Skookum Tugs: British Columbia's Working Tugboats
Description
$49.95
ISBN 1-55017-275-1
DDC 387.2'32'097110222
Publisher
Year
Contributor
Gordon Turner is the author of Empress of Britain: Canadian Pacific’s
Greatest Ship and the editor of SeaFare, a quarterly newsletter on sea
travel.
Review
Tugboats play a major role in the economy of British Columbia. Working
on the Inside Passage, the stormy west coast of Vancouver Island, the
lower Fraser River, and countless inlets, they go about their duties
with little fanfare, carrying out such tasks as towing log booms,
hauling barges, and pushing freighters alongside docks.
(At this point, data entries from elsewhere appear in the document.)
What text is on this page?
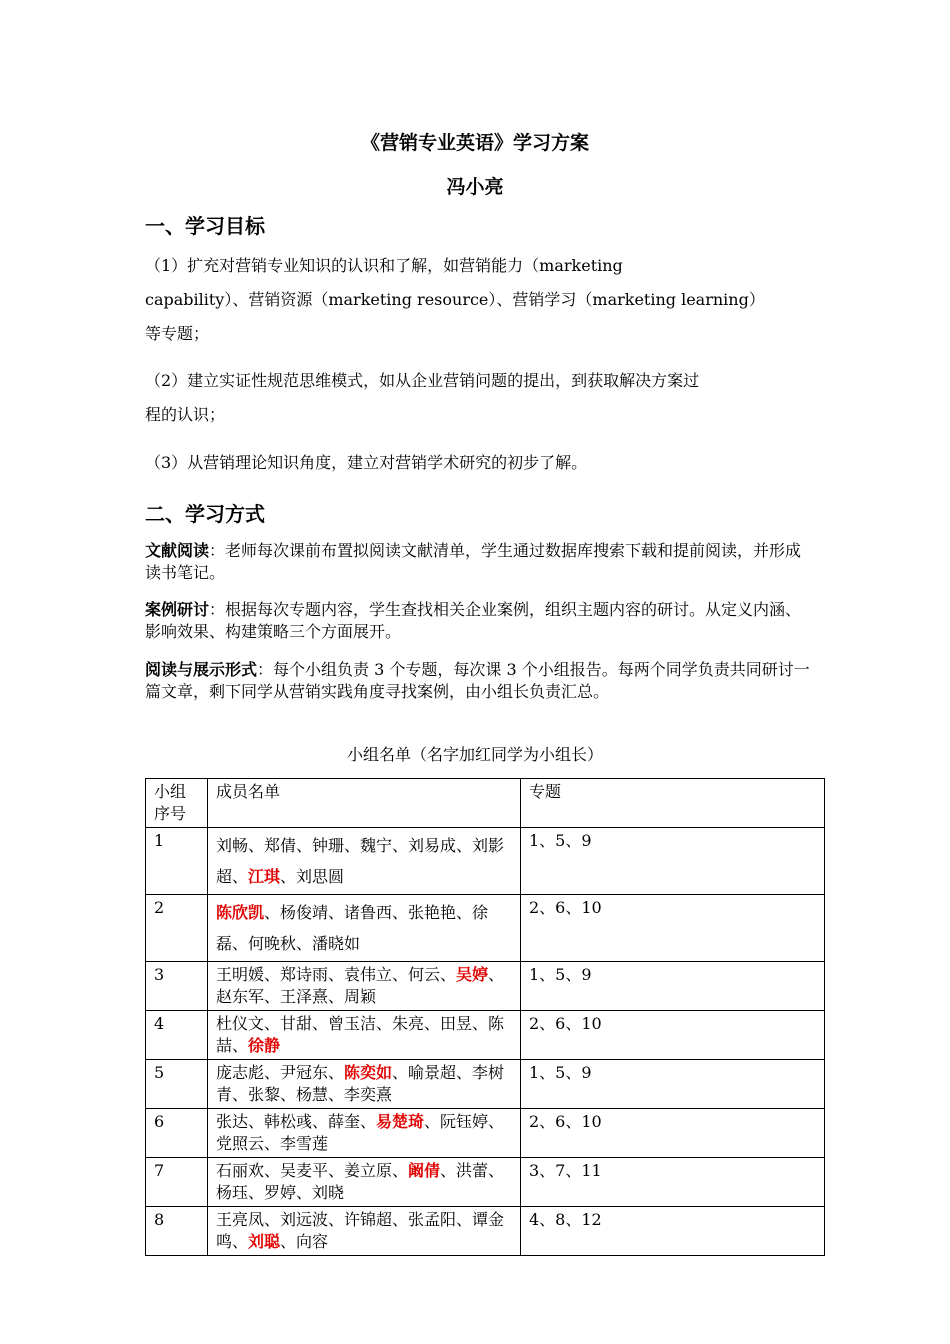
《营销专业英语》学习方案
冯小亮
一、学习目标
（1）扩充对营销专业知识的认识和了解，如营销能力（marketing
capability）、营销资源（marketing resource）、营销学习（marketing learning）
等专题；
（2）建立实证性规范思维模式，如从企业营销问题的提出，到获取解决方案过
程的认识；
（3）从营销理论知识角度，建立对营销学术研究的初步了解。
二、学习方式
文献阅读：老师每次课前布置拟阅读文献清单，学生通过数据库搜索下载和提前阅读，并形成读书笔记。
案例研讨：根据每次专题内容，学生查找相关企业案例，组织主题内容的研讨。从定义内涵、影响效果、构建策略三个方面展开。
阅读与展示形式：每个小组负责 3 个专题，每次课 3 个小组报告。每两个同学负责共同研讨一篇文章，剩下同学从营销实践角度寻找案例，由小组长负责汇总。
小组名单（名字加红同学为小组长）
小组序号	成员名单	专题
1	刘畅、郑倩、钟珊、魏宁、刘易成、刘影超、江琪、刘思圆	1、5、9
2	陈欣凯、杨俊靖、诸鲁西、张艳艳、徐磊、何晚秋、潘晓如	2、6、10
3	王明媛、郑诗雨、袁伟立、何云、吴婷、赵东军、王泽熹、周颖	1、5、9
4	杜仪文、甘甜、曾玉洁、朱亮、田昱、陈喆、徐静	2、6、10
5	庞志彪、尹冠东、陈奕如、喻景超、李树青、张黎、杨慧、李奕熹	1、5、9
6	张达、韩松彧、薛奎、易楚琦、阮钰婷、党照云、李雪莲	2、6、10
7	石丽欢、吴麦平、姜立原、阚倩、洪蕾、杨珏、罗婷、刘晓	3、7、11
8	王亮凤、刘远波、许锦超、张孟阳、谭金鸣、刘聪、向容	4、8、12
Skookum Tugs is not only about the hard-working vessels themselves; it
is also about the crews that operate them. Much of their skill comes
from experience and good judgment, rather than formal instruction. The
text gives lucid accounts of the daily work of boats and crews, where
hours of dull routine can be shattered by nerve-wracking emergencies.
Good though the text is, the photographs are the book’s chief
attraction. Robb Douglas’s camera has captured tugs and crews in all
their achievements and attitudes: a sunset aerial view of a tug and boom
in Welcome Passage, a wheelhouse shot of a seated skipper casually
directing his tug by placing his boot between the spokes of the steering
wheel, a deckhand preparing to leap from tug to barge, tugs of all types
working in weather of all kinds—they all captivate the eye.
Skookum Tugs is an admirable alliance of text and illustrations. While
tugboats may lack glamor, they do not lack respect from those who know
them best, as this book proves. A map of coastal British Columbia would
have assisted the reader, but Skookum Tugs is still a welcome addition
to the vast literature of books about ships and the sea.